IPSec Throughput Limited ~ 100Mbps
-
I was having some issues with setting up GRE over IPSec using PFSense and an HP MSR 20-10 router. The tunnel would come up, pass some traffic and then just stop passing traffic. Thinking it might have been a problem with the HP router, I attempted to get GRE over IPSec between 2 PFSense virtual machines (2 NICs and 1vCPU). After a week and much hair pulling, I found that IPSec offloading was enabled on the NICs presented to the PFSense virtual machines. Disabling IPSec offload fixed the problem. I'll go back to the drawing board with the HP MSR router now and see if I can get it working.

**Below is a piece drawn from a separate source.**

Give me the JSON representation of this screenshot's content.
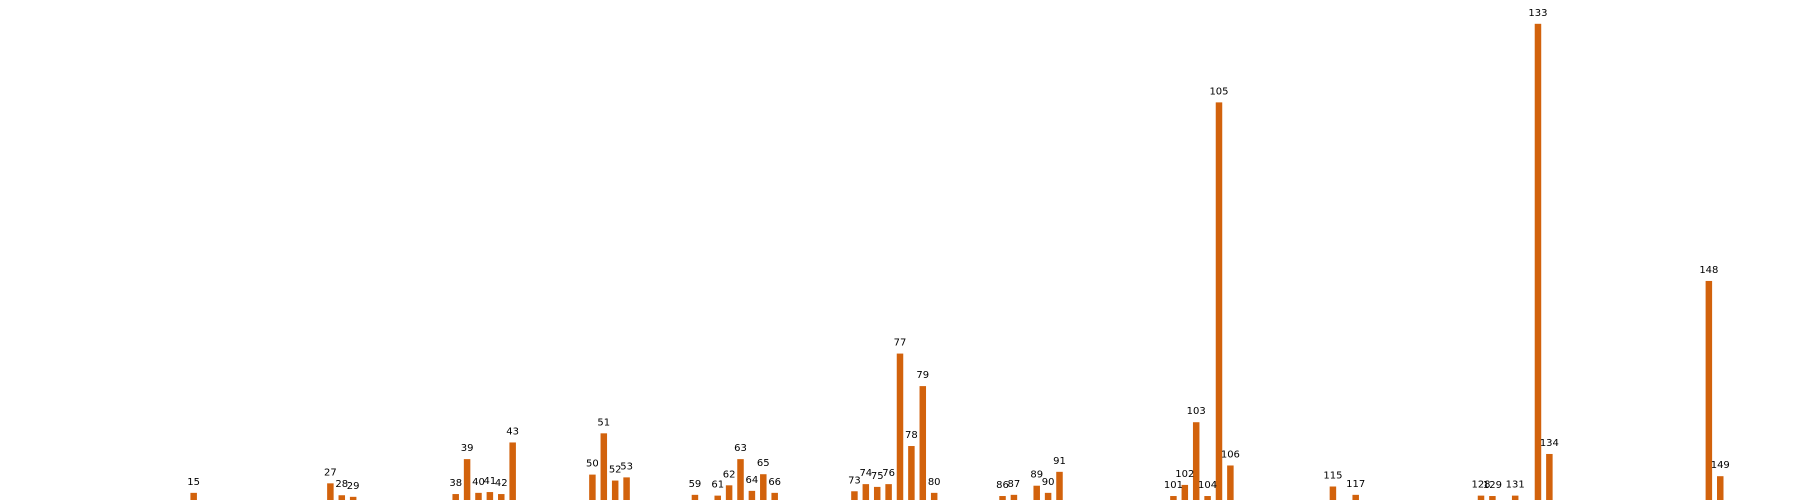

In searching the forums on the GRE over IPSec issue, I came across several posts regarding ipsec speed, and since my setup for GRE over IPSec was all at gigabit speed, I expected to get something over 100Mbps over VPN. Then I came across this older post that didn't have any replies: https://forum.pfsense.org/index.php?topic=83626.0
Although I don't currently have the means to attempt multiple streams as the post above references. I tried some file copies, and found with IPSec up 10MB/s was about the limit, so approaching the limit of what I would expect with 100Mbps, which was in line with the post I referenced above. When I took IPSec off and just left GRE, the traffic more than doubled to 20-25MBps. The intent was for GRE over IPsec over the Internet, MSS sizes were limited to 1360, MTU left at the default. Phase 1 is SHA1/AES-128/Group2/28800 seconds. Phase 2 is SHA1/AES-256/PFS Disabled/3600 seconds.
I have a separate PFSense virtual machine acting as a router only (2 NICs and 2vCPU) on the same hardware and I'm seeing non encrypted throughput where I would expect ~ 300-600Mbps (MTU is 1500, no MSS clamping). That router VM has 2 vCPU in it. The lab environment I setup for GRE over IPSec only has 1 vCPU, so I increased vCPU to 2 and tried again.
After vCPU increases, GRE traffic throughput doubled to over 40-50MBps, IPSec saw a minor improvement of about 1-2MBps.
These aren't very sophisticated tests, however they do show a relationship. Is this just a consequence of routing through GRE and fragmenting the packet? More specifically, the number of packets the setup can reasonably process?
-
Bump. Is this just a limit of the config?